Assim, Buarque chega à conclusão de que o escravo era principalmente aviltado não por ser negro, mas por ser, oras, escravo, e por se ocupar, como é claro, dos serviços que lhe eram destinados. Os hagiógrafos esquerdosos de Buarque gostam de ignorar esse detalhe, mas é uma consequência lógica inevitável para quem aceita as premissas do hispânico aventureiro e 'cordial'. O negro (ou preto, expressão utilizada no livro mas que não nos é mais dado repetir), desde que consiga perceber essas peculiaridades, será apenas mais um entre tantos. A cordialidade (e aqui chegamos, finalmente, ao homem cordial) do brasileiro admite de bom grado a proeminência social do negro.

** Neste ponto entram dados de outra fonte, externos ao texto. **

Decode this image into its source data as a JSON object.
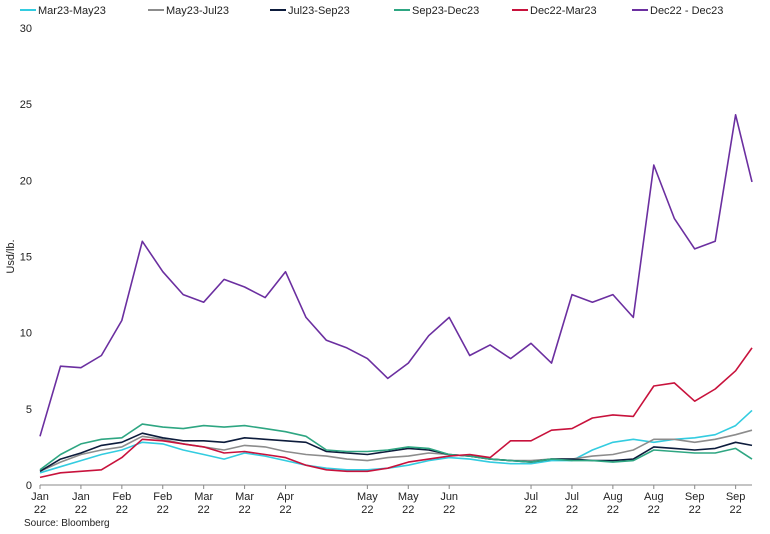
{
  "chart_data": {
    "type": "line",
    "title": "",
    "ylabel": "Usd/lb.",
    "xlabel": "",
    "ylim": [
      0,
      30
    ],
    "yticks": [
      0,
      5,
      10,
      15,
      20,
      25,
      30
    ],
    "x_tick_labels": [
      {
        "month": "Jan",
        "year": "22",
        "t": 0.0
      },
      {
        "month": "Jan",
        "year": "22",
        "t": 0.5
      },
      {
        "month": "Feb",
        "year": "22",
        "t": 1.0
      },
      {
        "month": "Feb",
        "year": "22",
        "t": 1.5
      },
      {
        "month": "Mar",
        "year": "22",
        "t": 2.0
      },
      {
        "month": "Mar",
        "year": "22",
        "t": 2.5
      },
      {
        "month": "Apr",
        "year": "22",
        "t": 3.0
      },
      {
        "month": "May",
        "year": "22",
        "t": 4.0
      },
      {
        "month": "May",
        "year": "22",
        "t": 4.5
      },
      {
        "month": "Jun",
        "year": "22",
        "t": 5.0
      },
      {
        "month": "Jul",
        "year": "22",
        "t": 6.0
      },
      {
        "month": "Jul",
        "year": "22",
        "t": 6.5
      },
      {
        "month": "Aug",
        "year": "22",
        "t": 7.0
      },
      {
        "month": "Aug",
        "year": "22",
        "t": 7.5
      },
      {
        "month": "Sep",
        "year": "22",
        "t": 8.0
      },
      {
        "month": "Sep",
        "year": "22",
        "t": 8.5
      }
    ],
    "x": [
      0,
      0.25,
      0.5,
      0.75,
      1.0,
      1.25,
      1.5,
      1.75,
      2.0,
      2.25,
      2.5,
      2.75,
      3.0,
      3.25,
      3.5,
      3.75,
      4.0,
      4.25,
      4.5,
      4.75,
      5.0,
      5.25,
      5.5,
      5.75,
      6.0,
      6.25,
      6.5,
      6.75,
      7.0,
      7.25,
      7.5,
      7.75,
      8.0,
      8.25,
      8.5,
      8.7
    ],
    "series": [
      {
        "name": "Mar23-May23",
        "color": "#33CCE0",
        "values": [
          0.8,
          1.2,
          1.6,
          2.0,
          2.3,
          2.8,
          2.7,
          2.3,
          2.0,
          1.7,
          2.1,
          1.9,
          1.6,
          1.3,
          1.1,
          1.0,
          1.0,
          1.1,
          1.3,
          1.6,
          1.8,
          1.7,
          1.5,
          1.4,
          1.4,
          1.6,
          1.6,
          2.3,
          2.8,
          3.0,
          2.8,
          3.0,
          3.1,
          3.3,
          3.9,
          4.9
        ]
      },
      {
        "name": "May23-Jul23",
        "color": "#8C8C8C",
        "values": [
          0.9,
          1.5,
          2.0,
          2.3,
          2.5,
          3.2,
          3.0,
          2.7,
          2.5,
          2.3,
          2.6,
          2.5,
          2.2,
          2.0,
          1.9,
          1.7,
          1.6,
          1.8,
          1.9,
          2.1,
          2.0,
          1.9,
          1.7,
          1.6,
          1.6,
          1.7,
          1.7,
          1.9,
          2.0,
          2.3,
          3.0,
          3.0,
          2.8,
          3.0,
          3.3,
          3.6
        ]
      },
      {
        "name": "Jul23-Sep23",
        "color": "#0D1C3C",
        "values": [
          0.9,
          1.7,
          2.1,
          2.6,
          2.8,
          3.4,
          3.1,
          2.9,
          2.9,
          2.8,
          3.1,
          3.0,
          2.9,
          2.8,
          2.2,
          2.1,
          2.0,
          2.2,
          2.4,
          2.3,
          2.0,
          1.9,
          1.7,
          1.6,
          1.5,
          1.7,
          1.7,
          1.6,
          1.6,
          1.7,
          2.5,
          2.4,
          2.3,
          2.4,
          2.8,
          2.6
        ]
      },
      {
        "name": "Sep23-Dec23",
        "color": "#2EA682",
        "values": [
          1.0,
          2.0,
          2.7,
          3.0,
          3.1,
          4.0,
          3.8,
          3.7,
          3.9,
          3.8,
          3.9,
          3.7,
          3.5,
          3.2,
          2.3,
          2.2,
          2.2,
          2.3,
          2.5,
          2.4,
          2.0,
          1.9,
          1.7,
          1.6,
          1.5,
          1.7,
          1.6,
          1.6,
          1.5,
          1.6,
          2.3,
          2.2,
          2.1,
          2.1,
          2.4,
          1.7
        ]
      },
      {
        "name": "Dec22-Mar23",
        "color": "#C8123C",
        "values": [
          0.5,
          0.8,
          0.9,
          1.0,
          1.8,
          3.0,
          2.9,
          2.7,
          2.5,
          2.1,
          2.2,
          2.0,
          1.8,
          1.3,
          1.0,
          0.9,
          0.9,
          1.1,
          1.5,
          1.7,
          1.9,
          2.0,
          1.8,
          2.9,
          2.9,
          3.6,
          3.7,
          4.4,
          4.6,
          4.5,
          6.5,
          6.7,
          5.5,
          6.3,
          7.5,
          9.0
        ]
      },
      {
        "name": "Dec22 - Dec23",
        "color": "#6B2FA0",
        "values": [
          3.2,
          7.8,
          7.7,
          8.5,
          10.8,
          16.0,
          14.0,
          12.5,
          12.0,
          13.5,
          13.0,
          12.3,
          14.0,
          11.0,
          9.5,
          9.0,
          8.3,
          7.0,
          8.0,
          9.8,
          11.0,
          8.5,
          9.2,
          8.3,
          9.3,
          8.0,
          12.5,
          12.0,
          12.5,
          11.0,
          21.0,
          17.5,
          15.5,
          16.0,
          24.3,
          19.9
        ]
      }
    ],
    "legend_position": "top",
    "grid": false,
    "source": "Source: Bloomberg"
  }
}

A confusão relativa ao termo 'homem cordial', título do quinto capítulo do livro, parece ter nascido, segundo nos conta o professor Bolívar Lamounier, de uma querela entre Cassiano Ricardo e o próprio Buarque. Nas palavras do autor da expressão (tomada a Rui Ribeira Couto):
[...] cabe dizer que, pela expressão "cordialidade", se eliminam aqui, deliberadamente, os juízos éticos e as intenções apologéticas a que parece inclinar-se o sr. Cassiano Ricardo, quando prefere falar em "bondade" ou em "homem bom". Cumpre ainda acrescentar que essa cordialidade, estranha, por um lado, a todo formalismo e convencionalismo social, não abrange, por outro, apenas e obrigatoriamente, sentimentos positivos e de concórdia. A inimizade bem pode ser tão cordial como a amizade, nisto que uma e outra nascem do coração, procedem, assim, da esfera do íntimo, do familiar, do privado.

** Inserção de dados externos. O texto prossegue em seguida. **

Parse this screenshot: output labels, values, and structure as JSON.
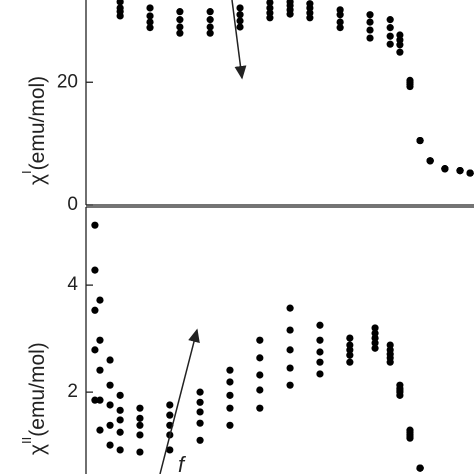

Ricardo, num artigo-resposta que alcança as trinta páginas e que eu ousaria chamar ilegível, chega à conclusão de que o termo é inadequado e que mais correto seria substitui-lo por 'simpático'. Buarque, numa resposta de menos de três páginas, sentencia: Além disso acredito que nossa divergência se reduz em parte a uma questão de palavra. Divergência que, infelizmente, perpetuou o embaraçoso costume de associar o homem 'cordial' a um homem 'bom' ou simplesmente 'educado'. Vários intelectuais já fizeram a confissão involuntária de que não leram o livro ao fazer essa associação. Em realidade, a 'cordialidade' do livro é a própria languidez de que falávamos mais atrás: para Buarque, é ela a responsável pela dificuldade que nosso povo tem em estabelecer relações hierárquicas imparciais, indispensáveis em qualquer agrupamento social. O brasileiro quer que todos em volta (incluindo aí familiares, colegas e superiores no trabalho, o papa, o presidente e o reitor da universidade) sejam, antes de mais nada, amigos, ou que ao menos seja possível manter relações 'amistosas'.

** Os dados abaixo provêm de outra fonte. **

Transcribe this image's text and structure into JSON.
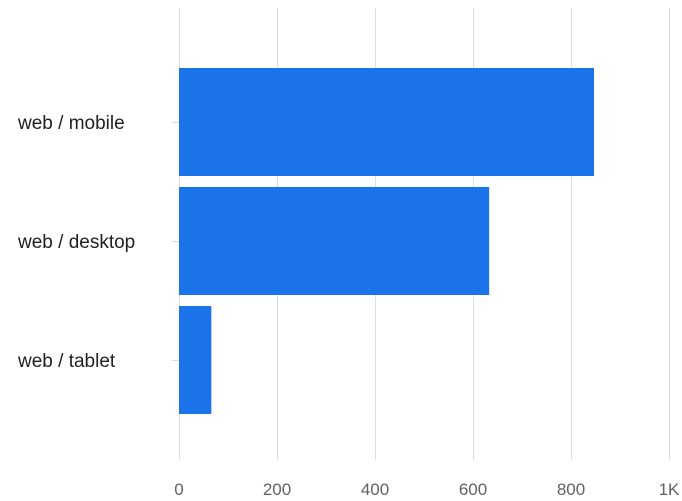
{
  "chart_data": {
    "type": "bar",
    "orientation": "horizontal",
    "categories": [
      "web / mobile",
      "web / desktop",
      "web / tablet"
    ],
    "values": [
      847,
      633,
      66
    ],
    "xlim": [
      0,
      1000
    ],
    "x_ticks": [
      0,
      200,
      400,
      600,
      800,
      1000
    ],
    "x_tick_labels": [
      "0",
      "200",
      "400",
      "600",
      "800",
      "1K"
    ],
    "title": "",
    "xlabel": "",
    "ylabel": "",
    "grid": true,
    "legend": "none",
    "bar_color": "#1a73e8",
    "grid_color": "#dadce0",
    "label_color": "#202124",
    "tick_label_color": "#5f6368"
  }
}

A cordialidade brasileira parece ser um sintoma de preguiça. Assim como nos aborrece o ter de prestar reverências a algum superior (a própria palavra 'superior', aplicada a seres humanos, parece-nos inatural), procuramos maneiras rápidas e práticas de estabelecer e mostrar qualquer tipo de autoridade. O pensamento especulativo nunca foi um nosso forte, mas admiramos quem seja capaz de cunhar frases elaboradas e ostentosas, ainda que vazias. Lemos muito pouco, mas o diploma universitário é indispensável. Pouco importa se, no processo de obtenção do diploma, lemos menos ainda.